Après Emma, l'autre désespérance...
Marion Laine réalise ici un premier film sacrément ambitieux et effrontément culotté. Elle aurait pu s’atteler à une adaptation linéaire du conte de Flaubert, suffisamment imagé pour donner matière à un bon scénario. Elle va nettement plus loin. Elle s’approprie l’œuvre, n’en garde que son essence et y ajoute des éléments d’inspiration flaubertienne ou personnels. Sa mise en scène, respecte l’austérité voulue par le dramaturge ainsi que le séquençage de petites scènes anodines du quotidien prétexte à l’étroitesse des vies des deux héroïnes.
On entre alors dans le film comme on entre dans une toile. Balayage de l’ensemble, puis inspection des détails et au final, révélation d’une harmonie globale où tout se tient et délivre le sens de l’œuvre.

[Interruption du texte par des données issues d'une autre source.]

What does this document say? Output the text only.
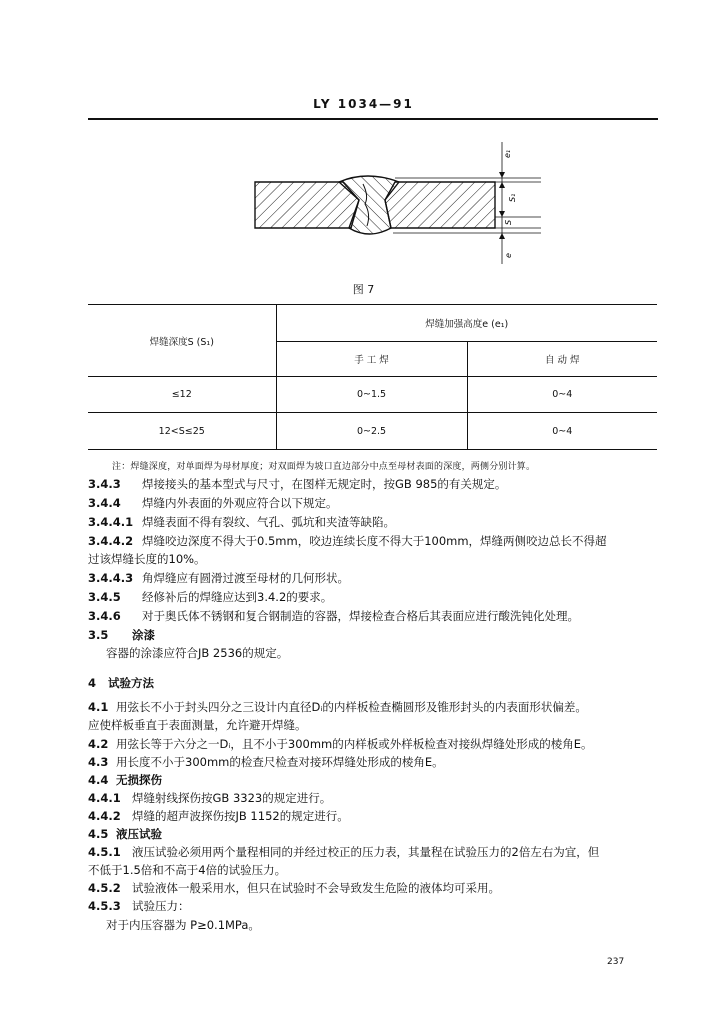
LY 1034—91
e₁
S₁
S
e
图 7
焊缝深度S (S₁)	焊缝加强高度e (e₁)	
	手 工 焊	自 动 焊
≤12	0~1.5	0~4
12<S≤25	0~2.5	0~4
注：焊缝深度，对单面焊为母材厚度；对双面焊为坡口直边部分中点至母材表面的深度，两侧分别计算。
3.4.3 焊接接头的基本型式与尺寸，在图样无规定时，按GB 985的有关规定。
3.4.4 焊缝内外表面的外观应符合以下规定。
3.4.4.1 焊缝表面不得有裂纹、气孔、弧坑和夹渣等缺陷。
3.4.4.2 焊缝咬边深度不得大于0.5mm，咬边连续长度不得大于100mm，焊缝两侧咬边总长不得超
过该焊缝长度的10%。
3.4.4.3 角焊缝应有圆滑过渡至母材的几何形状。
3.4.5 经修补后的焊缝应达到3.4.2的要求。
3.4.6 对于奥氏体不锈钢和复合钢制造的容器，焊接检查合格后其表面应进行酸洗钝化处理。
3.5 涂漆
容器的涂漆应符合JB 2536的规定。
4 试验方法
4.1 用弦长不小于封头四分之三设计内直径Dᵢ的内样板检查椭圆形及锥形封头的内表面形状偏差。
应使样板垂直于表面测量，允许避开焊缝。
4.2 用弦长等于六分之一Dᵢ，且不小于300mm的内样板或外样板检查对接纵焊缝处形成的棱角E。
4.3 用长度不小于300mm的检查尺检查对接环焊缝处形成的棱角E。
4.4 无损探伤
4.4.1 焊缝射线探伤按GB 3323的规定进行。
4.4.2 焊缝的超声波探伤按JB 1152的规定进行。
4.5 液压试验
4.5.1 液压试验必须用两个量程相同的并经过校正的压力表，其量程在试验压力的2倍左右为宜，但
不低于1.5倍和不高于4倍的试验压力。
4.5.2 试验液体一般采用水，但只在试验时不会导致发生危险的液体均可采用。
4.5.3 试验压力：
对于内压容器为 P≥0.1MPa。
237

C’est un film extrêmement visuel, d’inspiration impressionniste, à la mécanique très huilée.
Le seul reproche que l’on pourrait en faire, est le manque de repères dans le temps pour le spectateur candide n’ayant pas lu le conte. Mais ce n’est qu’un détail au regard d’une œuvre puissante et profondément mélancolique dont la trame est sublimée par Sandrine Bonnaire (l’un de ses meilleurs rôles) et Marina Foïs qui, après « Darling », confirme qu’elle est déjà une actrice immanquable. Elles sont toutes deux ombres et lumières, joies et peines confondues dans des prestations inoubliables.
Là où l’on pouvait s’attendre à l’académisme, Marion Laine donne dans le cinglant et la frénésie de la désespérance. Un film empreint de réalisme cruel et formidablement attachant.